If it was a matter of defending the right of someone to hold their religious belief, I would defend the right of a Muslim if there were only three of them. The idea of a billion is clearly intended as a threat. There’s a menace to it. You’ve upset a billion of us – you should watch out.”
The troll knew this, saying, “Here in Denmark, ie., we have pretty definate proof that the Muhammed drawings were published WELL KNOWING that it could ignite riots.” Islamists went from being poor, besieged, racially attacked from all sides, to being people who apparently have every right to start riots when someone publishes something they don’t like.
That is a kind of power I have absolutely no interest in defending, much less feigning deference for. It’s nothing but fascistic bullying, and that’s why it’s so important to draw Mohammad – and to be openly atheist, openly gay, openly female. They can’t murder all of us, and a religion that predictably inspires many of its adherents to riot is not a religion that any sane person should be defending.

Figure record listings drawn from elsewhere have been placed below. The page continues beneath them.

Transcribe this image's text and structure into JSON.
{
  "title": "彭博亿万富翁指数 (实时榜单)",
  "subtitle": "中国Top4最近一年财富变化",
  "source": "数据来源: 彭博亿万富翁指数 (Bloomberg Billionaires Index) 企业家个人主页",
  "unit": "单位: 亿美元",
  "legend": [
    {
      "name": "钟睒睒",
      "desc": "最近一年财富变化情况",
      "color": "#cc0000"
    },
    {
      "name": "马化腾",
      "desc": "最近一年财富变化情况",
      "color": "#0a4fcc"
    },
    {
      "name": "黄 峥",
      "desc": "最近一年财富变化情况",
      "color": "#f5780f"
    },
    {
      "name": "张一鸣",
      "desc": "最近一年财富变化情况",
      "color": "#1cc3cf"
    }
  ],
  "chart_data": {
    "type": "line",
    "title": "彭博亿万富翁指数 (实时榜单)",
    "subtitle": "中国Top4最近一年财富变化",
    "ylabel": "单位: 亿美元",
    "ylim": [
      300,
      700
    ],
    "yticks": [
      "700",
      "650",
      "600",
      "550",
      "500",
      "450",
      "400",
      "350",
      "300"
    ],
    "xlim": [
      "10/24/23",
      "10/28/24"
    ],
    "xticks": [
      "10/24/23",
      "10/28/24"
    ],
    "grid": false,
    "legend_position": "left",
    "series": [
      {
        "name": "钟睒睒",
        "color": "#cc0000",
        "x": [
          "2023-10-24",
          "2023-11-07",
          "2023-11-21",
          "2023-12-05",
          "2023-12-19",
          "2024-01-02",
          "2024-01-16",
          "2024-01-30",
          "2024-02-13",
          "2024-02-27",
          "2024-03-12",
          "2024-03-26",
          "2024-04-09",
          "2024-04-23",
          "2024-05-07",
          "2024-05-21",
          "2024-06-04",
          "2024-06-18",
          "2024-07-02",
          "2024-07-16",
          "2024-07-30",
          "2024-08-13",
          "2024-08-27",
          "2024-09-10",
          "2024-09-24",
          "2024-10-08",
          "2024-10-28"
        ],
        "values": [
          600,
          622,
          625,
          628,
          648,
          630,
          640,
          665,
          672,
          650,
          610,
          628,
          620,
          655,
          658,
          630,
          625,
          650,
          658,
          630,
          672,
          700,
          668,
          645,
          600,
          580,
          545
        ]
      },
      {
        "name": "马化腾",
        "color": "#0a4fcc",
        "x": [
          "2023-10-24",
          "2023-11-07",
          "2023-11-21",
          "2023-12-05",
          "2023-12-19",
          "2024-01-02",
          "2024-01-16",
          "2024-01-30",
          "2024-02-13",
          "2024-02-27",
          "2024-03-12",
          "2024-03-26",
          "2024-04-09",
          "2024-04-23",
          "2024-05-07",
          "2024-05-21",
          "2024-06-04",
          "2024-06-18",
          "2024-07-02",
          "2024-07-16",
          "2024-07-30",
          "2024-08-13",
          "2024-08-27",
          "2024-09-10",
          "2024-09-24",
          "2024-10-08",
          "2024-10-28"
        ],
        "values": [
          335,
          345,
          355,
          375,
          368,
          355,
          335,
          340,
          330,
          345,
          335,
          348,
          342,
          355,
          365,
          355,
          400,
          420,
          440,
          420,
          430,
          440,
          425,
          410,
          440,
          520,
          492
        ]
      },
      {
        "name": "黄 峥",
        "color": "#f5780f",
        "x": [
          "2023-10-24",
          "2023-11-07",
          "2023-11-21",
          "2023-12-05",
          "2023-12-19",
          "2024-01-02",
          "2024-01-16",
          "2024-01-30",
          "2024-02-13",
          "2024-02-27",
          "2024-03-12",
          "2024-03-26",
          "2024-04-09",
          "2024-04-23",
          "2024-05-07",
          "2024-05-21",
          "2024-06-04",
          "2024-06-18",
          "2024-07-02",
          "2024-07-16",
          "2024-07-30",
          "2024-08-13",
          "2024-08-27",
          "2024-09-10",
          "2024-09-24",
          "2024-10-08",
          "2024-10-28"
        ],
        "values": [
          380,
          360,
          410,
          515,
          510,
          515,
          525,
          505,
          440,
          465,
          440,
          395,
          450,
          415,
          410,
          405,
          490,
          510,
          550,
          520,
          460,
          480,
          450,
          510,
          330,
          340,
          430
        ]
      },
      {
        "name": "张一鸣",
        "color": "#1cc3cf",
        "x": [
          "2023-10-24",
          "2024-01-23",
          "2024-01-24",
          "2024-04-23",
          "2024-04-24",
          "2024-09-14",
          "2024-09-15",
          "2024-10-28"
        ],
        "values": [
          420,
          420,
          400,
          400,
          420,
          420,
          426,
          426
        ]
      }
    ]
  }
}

To really belabor the point, I’ll just quote from the incredible feminist/atheist/Iranian activist Maryam Namazie
* Kuwait’s parliament recently voted in favour of a legal amendment that would make blasphemy a crime punishable by death following the arrest of a man accused of insulting Mohamed on Twitter.

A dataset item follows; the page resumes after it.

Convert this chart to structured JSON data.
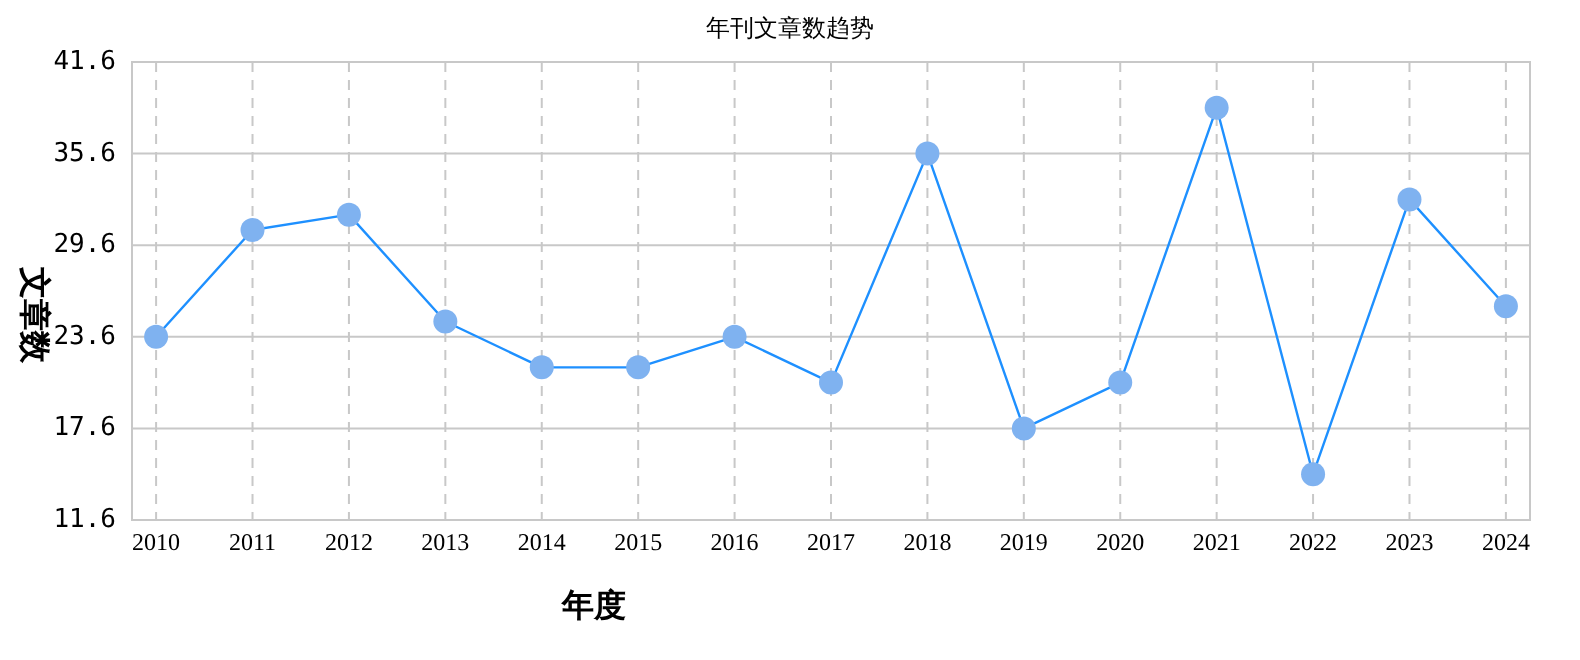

* In Saudi Arabia, Hamza Kashgari, a 23-year-old reporter from Jeddah, faces the death penalty for blasphemy after he Tweeted an imaginary conversation with Mohammad.

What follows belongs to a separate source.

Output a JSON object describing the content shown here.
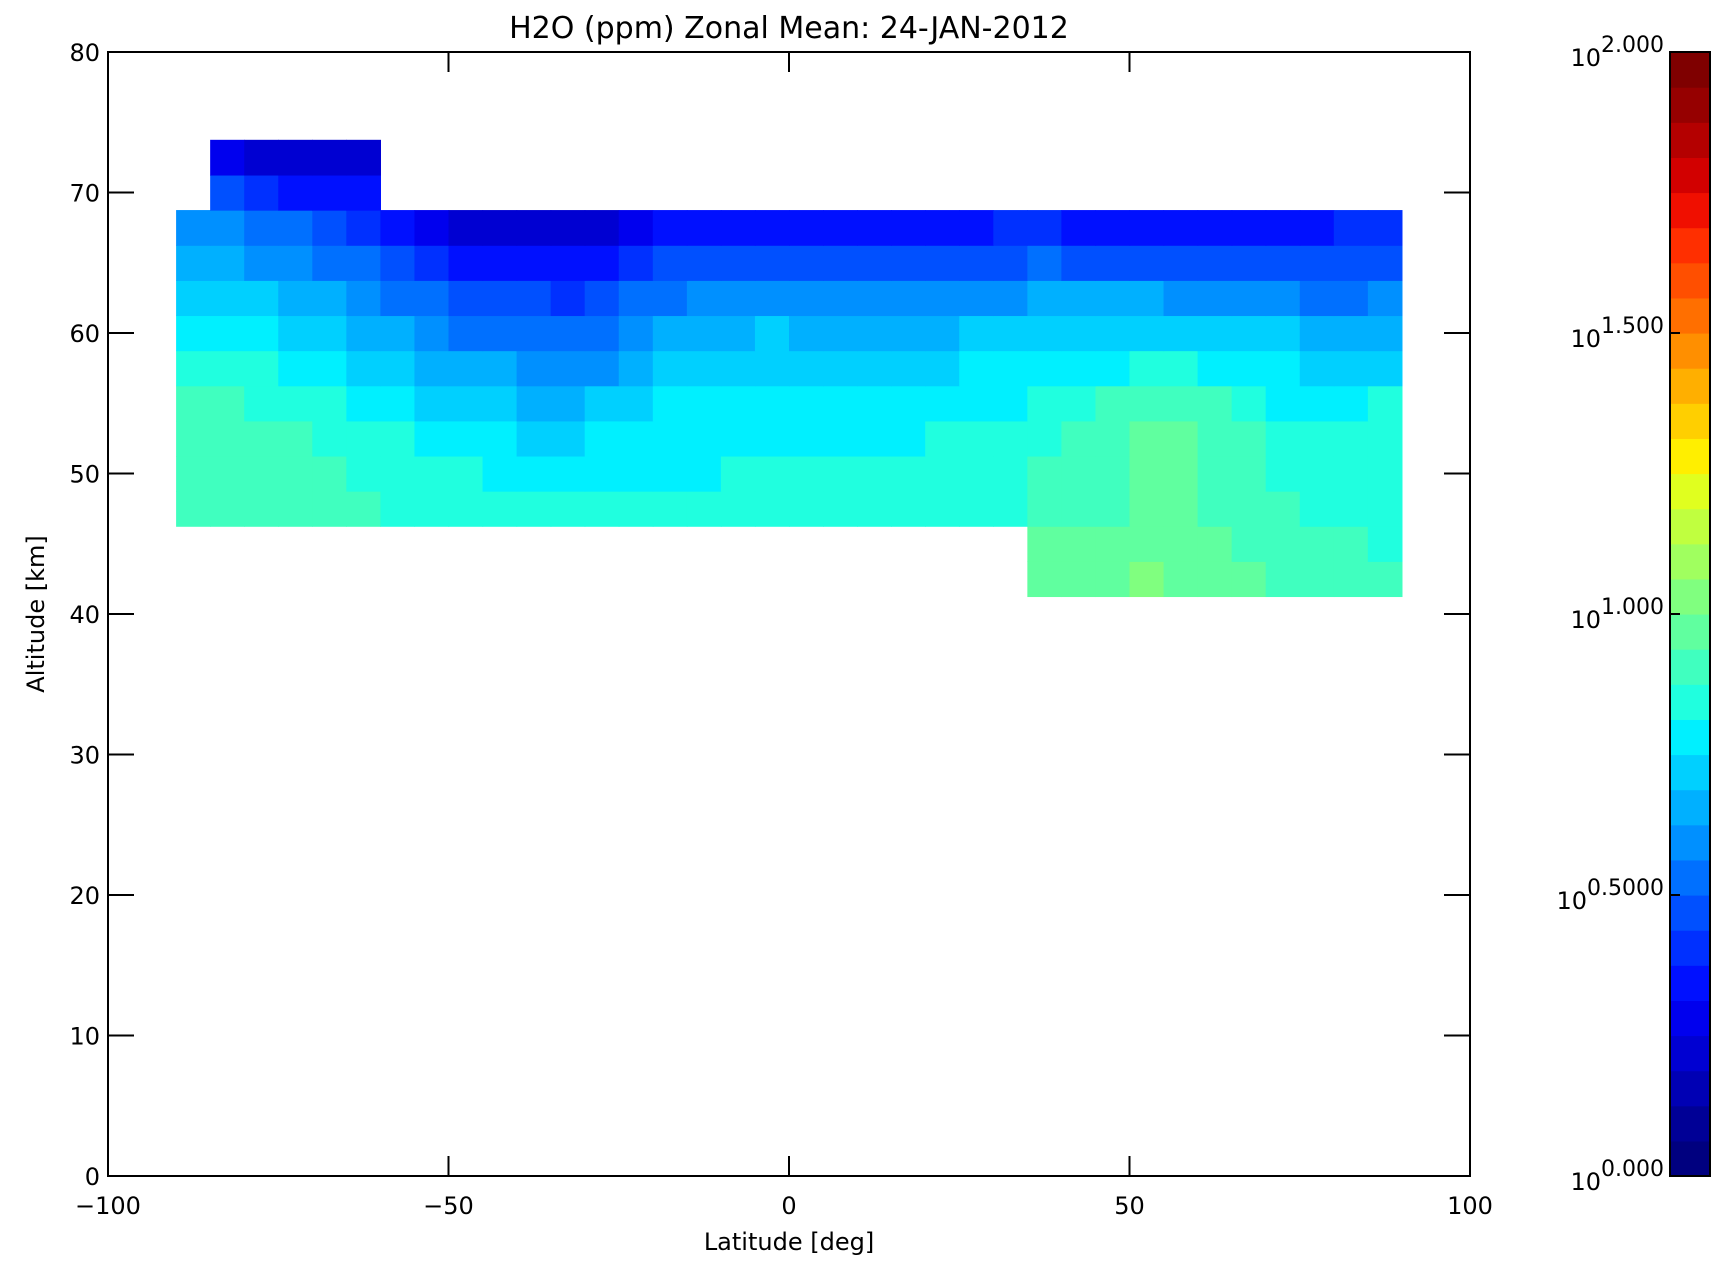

* In April, two young Tunisians, Jabeur Mejri and Ghazi Beji, (one in absentia) were sentenced to seven years in prison for posting cartoons of Mohammad.
* Alex Aan, a 30 year old atheist, faces up to 5 years in prison charged with blasphemy for saying there is no god on Facebook.
* Asia Bibi faces execution in Pakistan for blasphemy.
* In Egypt, a court upheld the conviction of comedian, Adel Imam, of ‘offending Islam’. Author Alaa al-Aswany says: the court ruling sets Egypt back to the “darkness of the Middle Ages” and that this is “an unimaginable crime of principle”.
* In Britain, 17 year old Rhys Morgan was forced to remove a Jesus and Mo cartoon or face expulsion from his Sixth Form College and there were demands by various student unions at London universities that Atheist societies remove Jesus and Mo cartoons from their Facebook page.:
Despite their track record, it is therefore absurd how the fundamental debate on Islam and free expression here in Europe, North America and Australia is framed within a context of offence, racism and Islamophobia. Let me explain. If you are criticising Islam, the veil, sharia law, or Islamism in Iran, Egypt or Afghanistan the debate is not framed around racism and Islamophobia.